Submitted by the San Juan Island Museum of Art
Visual artist Dianne Kornberg and poet, Elisabeth Frost, will be presenting a series of Art As A Voice talks on Lopez, San Juan, and Orcas Islands during October. Kornberg’s work with Frost is featured in the exhibition, For All We Know on display through November 28th at the San Juan Islands Museum of Art (SJIMA) in Friday Harbor. Kornberg, an Obstruction Island resident, collaborates with Frost to make photo-based digital prints that incorporate poetic text.
Kornberg relies on her knowledge of the conventions of scientific collection, preservation, and notation to create beautiful fictional specimen pages. “These works both honor and question the creation of knowledge, employing visual allusions and poetic text to create alternate ways of understanding the ‘evidence’ before us,” says Kornberg.
Both women have held artist residencies in the Whiteley Center at the University of Washington Friday Harbor Laboratories where Kornberg made some of the photographs used in the exhibition. What Is Left, a meditation on dying and grief, is a singular piece in the exhibition. “It moves between the abstract and the concrete, in both image and text, to explore the charged and disorienting experience of grief,” says Frost.
Dianne Kornberg has been exhibiting her artwork nationally and internationally for more than three decades. She is a Professor Emerita at Pacific Northwest College of Art in Portland, Oregon. Her work is in several important museum collections, including those of the International Center for Photography, the Princeton Art Museum, the Houston Museum of Art, the Seattle Art Museum, and the Portland Art
Museum. Her work appears in multiple book publications, and is the subject of four monographs.

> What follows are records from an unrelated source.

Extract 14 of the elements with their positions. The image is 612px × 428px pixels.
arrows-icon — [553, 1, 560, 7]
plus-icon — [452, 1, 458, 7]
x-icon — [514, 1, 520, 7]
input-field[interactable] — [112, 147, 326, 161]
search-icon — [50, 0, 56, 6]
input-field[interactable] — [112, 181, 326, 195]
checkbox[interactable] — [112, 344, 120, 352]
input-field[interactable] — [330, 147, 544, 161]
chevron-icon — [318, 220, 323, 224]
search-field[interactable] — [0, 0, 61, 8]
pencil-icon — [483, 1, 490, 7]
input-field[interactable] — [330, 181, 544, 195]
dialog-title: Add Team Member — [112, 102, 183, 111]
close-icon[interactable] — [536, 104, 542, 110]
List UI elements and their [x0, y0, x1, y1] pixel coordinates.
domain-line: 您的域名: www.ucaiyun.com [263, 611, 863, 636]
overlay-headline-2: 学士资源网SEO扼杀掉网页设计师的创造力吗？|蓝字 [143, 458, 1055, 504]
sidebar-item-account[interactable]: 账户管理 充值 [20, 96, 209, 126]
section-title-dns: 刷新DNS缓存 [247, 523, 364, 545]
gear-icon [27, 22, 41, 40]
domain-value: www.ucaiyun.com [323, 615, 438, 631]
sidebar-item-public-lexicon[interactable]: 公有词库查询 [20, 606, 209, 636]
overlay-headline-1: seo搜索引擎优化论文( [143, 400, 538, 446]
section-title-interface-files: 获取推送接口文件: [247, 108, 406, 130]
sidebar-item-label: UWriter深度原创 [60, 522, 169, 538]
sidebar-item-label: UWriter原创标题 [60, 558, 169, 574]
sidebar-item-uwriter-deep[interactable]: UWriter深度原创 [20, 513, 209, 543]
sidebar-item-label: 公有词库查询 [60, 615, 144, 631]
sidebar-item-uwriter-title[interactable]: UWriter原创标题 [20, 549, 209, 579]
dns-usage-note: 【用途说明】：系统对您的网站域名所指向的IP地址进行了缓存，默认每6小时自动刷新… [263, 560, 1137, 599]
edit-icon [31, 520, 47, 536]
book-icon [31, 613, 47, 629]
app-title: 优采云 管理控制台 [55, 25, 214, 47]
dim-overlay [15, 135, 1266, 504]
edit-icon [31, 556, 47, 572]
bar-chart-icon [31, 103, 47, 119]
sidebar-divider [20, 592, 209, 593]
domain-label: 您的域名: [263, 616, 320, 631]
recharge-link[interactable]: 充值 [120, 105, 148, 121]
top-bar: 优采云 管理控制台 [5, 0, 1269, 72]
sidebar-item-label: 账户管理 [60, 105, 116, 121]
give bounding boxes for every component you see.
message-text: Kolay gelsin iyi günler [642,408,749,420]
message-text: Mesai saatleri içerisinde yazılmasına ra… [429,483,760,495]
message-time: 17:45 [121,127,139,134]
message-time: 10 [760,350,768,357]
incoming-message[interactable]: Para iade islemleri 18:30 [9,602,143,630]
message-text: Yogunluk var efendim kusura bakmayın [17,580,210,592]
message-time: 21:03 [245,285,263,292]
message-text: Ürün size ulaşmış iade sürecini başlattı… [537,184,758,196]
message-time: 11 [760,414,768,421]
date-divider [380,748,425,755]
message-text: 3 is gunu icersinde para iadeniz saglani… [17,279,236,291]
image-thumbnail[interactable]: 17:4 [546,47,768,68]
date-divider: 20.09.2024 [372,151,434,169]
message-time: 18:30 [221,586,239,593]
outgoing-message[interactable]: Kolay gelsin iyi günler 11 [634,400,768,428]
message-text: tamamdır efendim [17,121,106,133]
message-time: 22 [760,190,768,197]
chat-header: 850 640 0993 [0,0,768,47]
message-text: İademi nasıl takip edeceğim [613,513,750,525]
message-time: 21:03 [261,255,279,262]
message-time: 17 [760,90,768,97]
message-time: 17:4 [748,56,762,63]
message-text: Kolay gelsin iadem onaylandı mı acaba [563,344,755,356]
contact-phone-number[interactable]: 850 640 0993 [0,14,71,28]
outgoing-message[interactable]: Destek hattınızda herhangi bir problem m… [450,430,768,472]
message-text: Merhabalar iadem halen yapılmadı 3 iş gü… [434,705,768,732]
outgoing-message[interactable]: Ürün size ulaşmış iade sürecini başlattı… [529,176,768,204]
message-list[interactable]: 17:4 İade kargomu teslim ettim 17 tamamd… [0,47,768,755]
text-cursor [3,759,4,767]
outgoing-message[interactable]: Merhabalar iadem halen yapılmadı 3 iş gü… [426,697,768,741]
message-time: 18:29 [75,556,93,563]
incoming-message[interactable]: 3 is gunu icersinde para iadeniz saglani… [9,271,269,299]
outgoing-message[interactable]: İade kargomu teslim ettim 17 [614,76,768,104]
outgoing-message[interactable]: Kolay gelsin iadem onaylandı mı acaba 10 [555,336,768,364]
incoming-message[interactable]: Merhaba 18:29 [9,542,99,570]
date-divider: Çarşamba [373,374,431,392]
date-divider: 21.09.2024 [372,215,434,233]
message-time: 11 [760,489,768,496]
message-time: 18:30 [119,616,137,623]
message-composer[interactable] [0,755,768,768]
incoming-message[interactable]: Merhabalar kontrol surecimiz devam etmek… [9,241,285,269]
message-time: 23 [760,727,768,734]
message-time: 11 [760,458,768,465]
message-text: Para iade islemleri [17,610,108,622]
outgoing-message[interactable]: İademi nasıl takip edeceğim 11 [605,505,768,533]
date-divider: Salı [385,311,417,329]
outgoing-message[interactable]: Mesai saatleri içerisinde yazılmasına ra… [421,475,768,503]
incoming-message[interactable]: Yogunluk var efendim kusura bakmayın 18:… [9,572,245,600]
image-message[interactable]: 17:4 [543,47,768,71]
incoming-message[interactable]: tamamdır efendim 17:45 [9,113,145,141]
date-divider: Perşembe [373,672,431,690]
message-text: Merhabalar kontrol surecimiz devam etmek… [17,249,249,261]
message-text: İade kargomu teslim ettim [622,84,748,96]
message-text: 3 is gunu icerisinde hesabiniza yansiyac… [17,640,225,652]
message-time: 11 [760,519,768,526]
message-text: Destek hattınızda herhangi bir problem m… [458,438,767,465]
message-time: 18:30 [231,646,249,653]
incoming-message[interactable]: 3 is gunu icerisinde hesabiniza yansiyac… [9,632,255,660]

Elisabeth Frost’s books include All of Us: Poems, Bindle (collaborations with artist Dianne Kornberg), and the chapbooks A Theory of the Vowel. She is also the author of The Feminist Avant-Garde in American Poetry and co-editor of Innovative Women Poets: An Anthology of Contemporary Poetry and Interviews. She is Professor of English and Women’s Studies at Fordham University, where she edits the Poets Out Loud Prize book series.